Seulement, les réalités intangibles de la vie politique libanaise et de la géopolitique régionale reprennent le dessus. Même sans présence visible, la Syrie n’a pas renoncé à sa volonté de dominer le Liban, et malgré quelques revers momentanés, Damas a gardé une large palette de moyens d’action et de pression sur son petit voisin. Les sourires, la silhouette et la conversation de Madame el-Assad ont adouci l’image de son président de mari quelque peu écornée par « l’intime conviction » des chancelleries qu’il est le commanditaire de l’attentat du 14 février 2005. La vieille stratégie syrienne – entretenir et déployer une capacité de nuire pour se rendre indispensable – s’est de nouveau révélée efficace. Pièce essentielle de l’alliance entre l’Iran et le Hezbollah, la Syrie est très écoutée dans le « Dahiya », le quartier chiite du sud de Beyrouth, fief du Parti de Dieu. Une stratégie similaire sur l’échiquier irakien a fait de Bachar le voyou que tous les commerçants du quartier, soucieux de leur tranquillité et sans illusion sur l’efficacité de la justice, cherchent à acheter.
L’acte d’accusation – si les fuites de ces derniers mois sont fondées – sera un compromis entre cette réalité politique et les faits recueillis par les enquêteurs de M. Bellemare. Le TSL se contentera de désigner des individus, de démontrer la connivence entre l’armée et les services de renseignements libanais et le Hezbollah sans pour autant montrer du doigt l’organisation elle-même et encore moins le commanditaire et maître d’œuvre syrien.

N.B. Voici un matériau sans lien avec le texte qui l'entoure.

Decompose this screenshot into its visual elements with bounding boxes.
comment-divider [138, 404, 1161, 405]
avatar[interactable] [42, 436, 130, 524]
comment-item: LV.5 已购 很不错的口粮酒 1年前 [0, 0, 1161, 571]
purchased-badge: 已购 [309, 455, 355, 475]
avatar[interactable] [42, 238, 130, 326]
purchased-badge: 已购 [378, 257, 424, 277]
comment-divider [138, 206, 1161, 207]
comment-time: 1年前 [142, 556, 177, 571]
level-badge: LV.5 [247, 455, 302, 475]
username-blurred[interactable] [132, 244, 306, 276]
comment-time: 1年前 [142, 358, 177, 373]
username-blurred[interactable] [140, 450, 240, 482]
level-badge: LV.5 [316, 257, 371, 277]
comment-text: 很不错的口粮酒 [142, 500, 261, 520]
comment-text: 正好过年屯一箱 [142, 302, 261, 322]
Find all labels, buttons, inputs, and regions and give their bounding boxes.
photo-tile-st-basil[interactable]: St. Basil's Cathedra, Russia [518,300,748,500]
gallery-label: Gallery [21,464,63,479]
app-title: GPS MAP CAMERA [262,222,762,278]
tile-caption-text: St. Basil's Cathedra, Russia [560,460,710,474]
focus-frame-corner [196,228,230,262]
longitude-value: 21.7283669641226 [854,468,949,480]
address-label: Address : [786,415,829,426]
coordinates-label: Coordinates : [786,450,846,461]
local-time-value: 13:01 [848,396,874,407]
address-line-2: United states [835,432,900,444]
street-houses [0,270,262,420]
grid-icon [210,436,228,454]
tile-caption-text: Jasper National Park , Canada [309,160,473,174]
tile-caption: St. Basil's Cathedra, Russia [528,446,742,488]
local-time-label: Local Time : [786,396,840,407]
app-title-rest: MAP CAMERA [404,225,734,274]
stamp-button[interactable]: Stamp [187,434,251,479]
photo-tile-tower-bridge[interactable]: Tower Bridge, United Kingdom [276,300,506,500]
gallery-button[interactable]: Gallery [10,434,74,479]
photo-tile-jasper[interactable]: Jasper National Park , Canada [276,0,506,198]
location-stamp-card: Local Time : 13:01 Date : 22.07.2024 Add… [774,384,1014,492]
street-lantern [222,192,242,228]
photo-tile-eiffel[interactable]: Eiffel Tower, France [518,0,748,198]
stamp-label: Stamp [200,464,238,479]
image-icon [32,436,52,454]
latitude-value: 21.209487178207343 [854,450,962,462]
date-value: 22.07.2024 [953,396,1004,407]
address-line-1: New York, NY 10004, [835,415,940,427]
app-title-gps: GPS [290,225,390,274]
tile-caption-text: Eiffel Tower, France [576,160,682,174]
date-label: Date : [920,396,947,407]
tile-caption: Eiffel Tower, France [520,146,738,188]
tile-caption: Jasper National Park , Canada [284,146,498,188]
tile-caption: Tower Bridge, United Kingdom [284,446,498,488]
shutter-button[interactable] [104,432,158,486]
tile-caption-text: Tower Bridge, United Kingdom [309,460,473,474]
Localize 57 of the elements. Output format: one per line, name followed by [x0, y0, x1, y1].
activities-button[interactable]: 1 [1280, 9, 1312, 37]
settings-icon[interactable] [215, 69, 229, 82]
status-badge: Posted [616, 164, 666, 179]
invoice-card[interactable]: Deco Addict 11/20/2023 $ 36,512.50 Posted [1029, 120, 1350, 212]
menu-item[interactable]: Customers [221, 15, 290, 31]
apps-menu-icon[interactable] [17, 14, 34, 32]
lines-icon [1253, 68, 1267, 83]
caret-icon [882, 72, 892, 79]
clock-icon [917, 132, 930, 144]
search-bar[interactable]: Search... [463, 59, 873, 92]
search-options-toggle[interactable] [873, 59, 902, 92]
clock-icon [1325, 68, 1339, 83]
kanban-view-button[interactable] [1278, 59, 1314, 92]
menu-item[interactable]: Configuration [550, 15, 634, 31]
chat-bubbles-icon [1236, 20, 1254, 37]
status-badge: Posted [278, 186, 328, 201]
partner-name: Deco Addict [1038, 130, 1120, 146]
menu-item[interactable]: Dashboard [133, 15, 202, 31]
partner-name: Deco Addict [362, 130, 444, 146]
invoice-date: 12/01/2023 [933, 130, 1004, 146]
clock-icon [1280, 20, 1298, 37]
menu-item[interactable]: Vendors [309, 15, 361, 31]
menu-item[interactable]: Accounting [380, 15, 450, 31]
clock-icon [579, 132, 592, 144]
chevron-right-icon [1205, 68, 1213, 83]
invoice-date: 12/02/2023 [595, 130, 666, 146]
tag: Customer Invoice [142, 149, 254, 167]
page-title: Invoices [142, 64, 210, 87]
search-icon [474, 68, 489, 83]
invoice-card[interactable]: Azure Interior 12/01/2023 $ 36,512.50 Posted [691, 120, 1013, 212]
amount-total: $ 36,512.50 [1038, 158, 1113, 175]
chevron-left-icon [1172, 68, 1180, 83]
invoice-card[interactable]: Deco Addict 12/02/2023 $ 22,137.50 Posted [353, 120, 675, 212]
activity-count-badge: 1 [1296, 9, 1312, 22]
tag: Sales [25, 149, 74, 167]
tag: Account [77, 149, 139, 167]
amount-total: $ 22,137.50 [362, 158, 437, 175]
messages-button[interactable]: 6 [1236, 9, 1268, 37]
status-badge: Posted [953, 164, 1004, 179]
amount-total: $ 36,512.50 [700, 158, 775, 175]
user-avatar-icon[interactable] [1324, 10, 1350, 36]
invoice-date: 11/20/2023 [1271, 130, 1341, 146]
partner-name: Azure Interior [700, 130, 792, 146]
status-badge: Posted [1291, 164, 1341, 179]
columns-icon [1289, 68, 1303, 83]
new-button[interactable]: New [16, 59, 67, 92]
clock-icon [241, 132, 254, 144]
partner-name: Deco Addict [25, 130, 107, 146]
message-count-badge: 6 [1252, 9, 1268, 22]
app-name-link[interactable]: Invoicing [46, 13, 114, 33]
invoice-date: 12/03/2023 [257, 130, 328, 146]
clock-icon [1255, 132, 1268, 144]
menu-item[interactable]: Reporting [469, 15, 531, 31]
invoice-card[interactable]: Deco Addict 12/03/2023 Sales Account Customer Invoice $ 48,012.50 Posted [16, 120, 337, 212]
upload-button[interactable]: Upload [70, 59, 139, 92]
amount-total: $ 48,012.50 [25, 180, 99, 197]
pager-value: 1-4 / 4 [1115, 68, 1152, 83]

Les faits appuyant l’acte d’accusation semblent convaincants sans être pour autant accablants, juridiquement parlant. Il s’agit essentiellement de preuves selon lesquelles huit téléphones portables appartenant à des militants du Hezbollah ont été localisés à l’endroit et au moment de l’attentat contre Hariri. Ces numéros de téléphone ont été d’ailleurs repérés assez rapidement par Wissam Eid, un enquêteur libanais assassiné, bien entendu, quelque temps après par qui vous savez. Il suffit de regarder un épisode des « Experts » pour comprendre que cela est un début prometteur.
Le Hezbollah, de son côté, a habilement mené une campagne de délégitimation dont le message principal est que le TSL est à la solde d’Israël et des Etats-Unis pour couvrir la responsabilité d’Israël dans l’assassinat d’Hariri. Quant à l’information concernant les fameux téléphones portables sur la scène du crime, l’argument ne désarçonne pas les porte-paroles du parti de Dieu : Israël a la capacité technologique de programmer des appels factices dans les réseaux libanais de téléphonie mobile… Face au tribunal de l’opinion publique, le Hezbollah a déjà gagné le procès. Quand des gens sont capables de croire que les employés juifs des Tours jumelles à New York avaient été prévenus par le Mossad la veille du 11 septembre, il n’est pas difficile de leur faire avaler aussi cette fable. Le TSL a justement été créé pour convaincre ces clients-là, et ils sont des centaines de millions surtout en Afrique et en Asie, dont l’imagination est nourrie par un régime intellectuel à base de cabales et de complots.
Paradoxalement, l’injustice flagrante qui fait office d’immunité pour la Syrie et le Hezbollah constitue le seul espoir pour le Liban d’échapper au pire. Intouchables, toujours victimes aux yeux d’une opinion publique captive, les assassins de Hariri et leurs commanditaires se sentiront moins contraints de mener la politique du pire.